In determining whether there was proper cause for the one day suspension the first question that must be answered is whether the grievant committed the misconduct as alleged. It is the County's burden to sufficiently establish by the evidence that the grievant transferred the resident, LN, from his bed to a chair, on Friday, March 18, 1994, by himself without a hoyer lift. For the reasons set forth below, it is concluded that the County has not met its burden in that regard.
The resident, LN, told the day shift Supervisor on 3 South, Jan Hurm, that four days earlier the grievant had moved LN from his bed to a wheel chair by himself and in doing so, had injured LN's knee. LN also told Hurm he had reported the incident the next day to one of the nursing assistants, but could not recall who that was. None of the nursing assistants interviewed about the matter were aware of it and no one had reported anything before LN's discussion with Hurm on March 22nd. LN's "Care Plan Fact Sheet" (County Exhibit No. 3) indicates under "Mental Status" that he is "oriented" and that was supported by testimony. However, the "Care Plan" also indicates under "Impairments" that LN has hearing and vision impairments and elsewhere on the "Care Plan" it indicates LN wears glasses and has a hearing aid. Without seeing the resident, the arbitrator is unable to determine the degree of those impairments. There is also no indication in the record as to whether LN was wearing his glasses and hearing aid when he was moved from the bed to a chair. Holbach testified LN knew people by name, not by their face. All of this leaves one to question whether LN knew which nursing assistant was helping him at the time, beyond the person being a male. There is also some question as to the ability of LN, being confined to the repetitive routine of a nursing home, to go back four days in time and pick out a specific person who was helping him at a specific time.
The grievant claims not to have transferred LN at all on March 18th, and while his motive for denying that is apparent and his recollection of March 18th is hazy at best, his claim is supported by the testimony of others.

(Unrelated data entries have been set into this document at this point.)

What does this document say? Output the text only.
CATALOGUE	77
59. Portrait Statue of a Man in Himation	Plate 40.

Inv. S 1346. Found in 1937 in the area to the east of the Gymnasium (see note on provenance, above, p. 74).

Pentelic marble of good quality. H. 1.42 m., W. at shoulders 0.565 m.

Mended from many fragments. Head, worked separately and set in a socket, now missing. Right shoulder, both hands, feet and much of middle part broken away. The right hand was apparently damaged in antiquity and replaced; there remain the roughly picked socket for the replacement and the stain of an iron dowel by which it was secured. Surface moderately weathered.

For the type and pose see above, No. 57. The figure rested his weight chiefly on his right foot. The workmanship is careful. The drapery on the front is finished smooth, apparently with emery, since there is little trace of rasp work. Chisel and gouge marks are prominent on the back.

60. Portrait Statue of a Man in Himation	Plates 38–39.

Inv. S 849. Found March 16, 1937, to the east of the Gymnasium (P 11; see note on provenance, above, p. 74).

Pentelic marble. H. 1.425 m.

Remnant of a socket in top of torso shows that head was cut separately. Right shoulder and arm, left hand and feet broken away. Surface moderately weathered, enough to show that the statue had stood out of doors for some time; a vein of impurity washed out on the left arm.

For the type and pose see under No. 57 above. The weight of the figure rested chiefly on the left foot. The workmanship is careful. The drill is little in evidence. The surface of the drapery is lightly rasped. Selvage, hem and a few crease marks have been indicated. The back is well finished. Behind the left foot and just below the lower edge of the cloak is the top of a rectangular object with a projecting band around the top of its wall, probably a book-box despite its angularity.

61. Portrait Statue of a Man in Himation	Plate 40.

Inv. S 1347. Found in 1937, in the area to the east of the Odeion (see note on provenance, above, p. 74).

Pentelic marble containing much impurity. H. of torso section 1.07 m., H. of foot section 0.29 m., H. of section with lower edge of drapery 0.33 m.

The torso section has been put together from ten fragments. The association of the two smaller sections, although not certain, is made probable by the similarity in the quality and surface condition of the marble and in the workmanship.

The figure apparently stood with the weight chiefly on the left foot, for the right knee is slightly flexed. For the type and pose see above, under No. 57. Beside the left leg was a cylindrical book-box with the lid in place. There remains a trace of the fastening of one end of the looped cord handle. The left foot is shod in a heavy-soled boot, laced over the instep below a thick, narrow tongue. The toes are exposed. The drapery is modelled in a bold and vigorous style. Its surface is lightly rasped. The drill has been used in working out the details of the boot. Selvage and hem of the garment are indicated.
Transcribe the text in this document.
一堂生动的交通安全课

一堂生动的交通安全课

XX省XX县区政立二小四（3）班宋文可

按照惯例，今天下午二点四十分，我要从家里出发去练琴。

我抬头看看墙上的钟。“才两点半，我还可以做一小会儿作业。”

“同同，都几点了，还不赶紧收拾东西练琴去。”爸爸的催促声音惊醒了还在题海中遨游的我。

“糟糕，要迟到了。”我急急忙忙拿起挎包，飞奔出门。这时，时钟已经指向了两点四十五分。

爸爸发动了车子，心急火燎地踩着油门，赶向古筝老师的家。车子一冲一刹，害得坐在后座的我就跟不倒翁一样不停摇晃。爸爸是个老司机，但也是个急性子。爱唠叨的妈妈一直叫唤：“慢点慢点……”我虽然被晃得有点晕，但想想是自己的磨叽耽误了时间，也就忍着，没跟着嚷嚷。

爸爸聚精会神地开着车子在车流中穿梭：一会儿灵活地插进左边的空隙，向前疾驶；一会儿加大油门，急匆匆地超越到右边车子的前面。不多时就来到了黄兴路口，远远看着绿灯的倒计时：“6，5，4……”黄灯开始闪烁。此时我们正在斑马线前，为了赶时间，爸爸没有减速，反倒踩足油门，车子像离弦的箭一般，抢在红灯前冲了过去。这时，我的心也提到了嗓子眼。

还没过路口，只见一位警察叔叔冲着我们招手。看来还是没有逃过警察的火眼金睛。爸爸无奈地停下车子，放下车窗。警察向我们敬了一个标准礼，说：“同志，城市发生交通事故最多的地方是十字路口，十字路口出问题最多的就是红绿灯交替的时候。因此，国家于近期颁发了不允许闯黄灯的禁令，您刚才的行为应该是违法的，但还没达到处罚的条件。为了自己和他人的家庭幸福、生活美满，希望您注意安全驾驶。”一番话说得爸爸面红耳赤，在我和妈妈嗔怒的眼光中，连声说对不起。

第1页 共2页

Doro testified that he and the grievant worked together on March 18th and were not covering that section of 3 South where LN is located. Doro also reported to Jean Saunders, the PM Shift Supervisor, that the grievant was helping him at the time in question. However, it also appears that Saunders questioned employes about moving LN from the chair to the bed on March 18th, rather than from the bed to the chair. Two of the employes questioned about it, Verhelst and Riese, reported to Saunders that they had transferred LN from the chair to the bed on the evening of March 18th and Riese told Saunders there was nothing unusual. There is no report of LN complaining about his knee to Verhelst and Riese or mentioning anything to them about having been transferred from his bed to his chair two to two and a half hours earlier by the grievant and hurting his knee.
While the County's need to act upon a resident's complaint is recognized, the above noted inconsistencies and improbabilities in the County's case results in a conclusion that there is not sufficient evidence in the record to find that the grievant committed the alleged misconduct. That being the case, it is concluded that the County did not have proper cause to suspend the grievant.
Based upon the foregoing, the evidence, and the arguments of the parties, the undersigned makes and issues the following
The grievance is sustained. The County is directed to immediately make the grievant, Michael Mayer, whole under the Agreement for the loss of one (1) day's pay and to remove all mention of the matter from his personnel records.
Dated at Madison, Wisconsin this 17th day of August, 1995.